Consistent with the existing terms of the Credit Agreement, the Loan is secured by continuing security agreements, trademark security agreements and continuing guarantees executed by Cherokee and its subsidiaries, as applicable. In addition, the Credit Agreement includes various restrictions and covenants regarding the operation of Cherokee’s business, including covenants that require Cherokee to obtain JPMorgan’s consent in certain circumstances before Cherokee can: (i) incur additional indebtedness, (ii) make acquisitions, mergers or consolidations in excess of $5,000 on an aggregate basis following the Hawk Acquisition, (iii) issue any equity securities other than pursuant to Cherokee’s employee equity incentive plans or programs and (iv) repurchase or redeem any outstanding shares of common stock or pay dividends or other distributions, other than stock dividends, to Cherokee’s stockholders.

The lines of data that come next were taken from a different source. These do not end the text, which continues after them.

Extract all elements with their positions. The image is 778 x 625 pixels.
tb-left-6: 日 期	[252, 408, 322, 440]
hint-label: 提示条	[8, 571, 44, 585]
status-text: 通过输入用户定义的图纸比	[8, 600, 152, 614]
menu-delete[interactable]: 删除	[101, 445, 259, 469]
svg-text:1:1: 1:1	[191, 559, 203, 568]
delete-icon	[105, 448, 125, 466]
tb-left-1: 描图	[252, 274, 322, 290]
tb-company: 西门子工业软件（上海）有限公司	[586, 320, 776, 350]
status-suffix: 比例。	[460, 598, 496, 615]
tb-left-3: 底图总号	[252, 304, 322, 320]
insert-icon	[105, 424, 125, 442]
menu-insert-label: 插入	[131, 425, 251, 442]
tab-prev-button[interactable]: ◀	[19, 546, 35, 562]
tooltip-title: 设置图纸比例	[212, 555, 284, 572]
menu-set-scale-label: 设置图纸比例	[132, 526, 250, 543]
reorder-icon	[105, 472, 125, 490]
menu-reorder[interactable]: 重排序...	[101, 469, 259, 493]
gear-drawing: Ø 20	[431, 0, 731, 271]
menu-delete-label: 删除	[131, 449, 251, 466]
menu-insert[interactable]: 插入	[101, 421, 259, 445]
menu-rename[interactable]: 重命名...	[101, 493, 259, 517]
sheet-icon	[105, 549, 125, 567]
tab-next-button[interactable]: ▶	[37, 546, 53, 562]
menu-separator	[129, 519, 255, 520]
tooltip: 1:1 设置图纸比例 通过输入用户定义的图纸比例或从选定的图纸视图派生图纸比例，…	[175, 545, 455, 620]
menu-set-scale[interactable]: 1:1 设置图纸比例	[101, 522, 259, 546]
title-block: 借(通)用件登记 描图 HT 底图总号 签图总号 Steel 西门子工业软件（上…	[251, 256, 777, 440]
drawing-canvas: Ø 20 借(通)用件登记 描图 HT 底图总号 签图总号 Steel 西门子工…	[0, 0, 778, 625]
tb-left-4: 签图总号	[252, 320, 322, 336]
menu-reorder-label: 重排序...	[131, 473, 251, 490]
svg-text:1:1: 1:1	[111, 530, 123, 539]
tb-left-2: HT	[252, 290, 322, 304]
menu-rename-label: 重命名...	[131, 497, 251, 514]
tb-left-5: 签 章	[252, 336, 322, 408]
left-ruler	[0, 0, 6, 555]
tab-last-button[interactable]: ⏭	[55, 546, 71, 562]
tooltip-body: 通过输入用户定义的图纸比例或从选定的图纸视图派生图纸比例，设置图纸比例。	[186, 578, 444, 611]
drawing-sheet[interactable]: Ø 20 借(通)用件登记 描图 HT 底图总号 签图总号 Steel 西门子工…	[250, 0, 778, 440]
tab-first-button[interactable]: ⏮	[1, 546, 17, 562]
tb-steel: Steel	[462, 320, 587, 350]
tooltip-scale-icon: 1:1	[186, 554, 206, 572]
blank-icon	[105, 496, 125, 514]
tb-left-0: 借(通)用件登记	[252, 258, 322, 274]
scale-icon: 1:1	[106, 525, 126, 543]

The Credit Agreement also imposes financial covenants, including: (i) a minimum “fixed charge coverage ratio” of at least 1.2 to 1.0 and (ii) a limitation of Cherokee’s “senior funded debt ratio” as described above. Further, Cherokee has granted a security interest in favor of JPMorgan in all of Cherokee’s assets (including trademarks) as collateral for the Loan. In the event of a default under the Credit Agreement, the Bank has the right to terminate its obligations under the Credit Agreement, accelerate the payment on any unpaid balance of the Credit Agreement and exercise its other rights including foreclosing on Cherokee’s assets under the security agreements.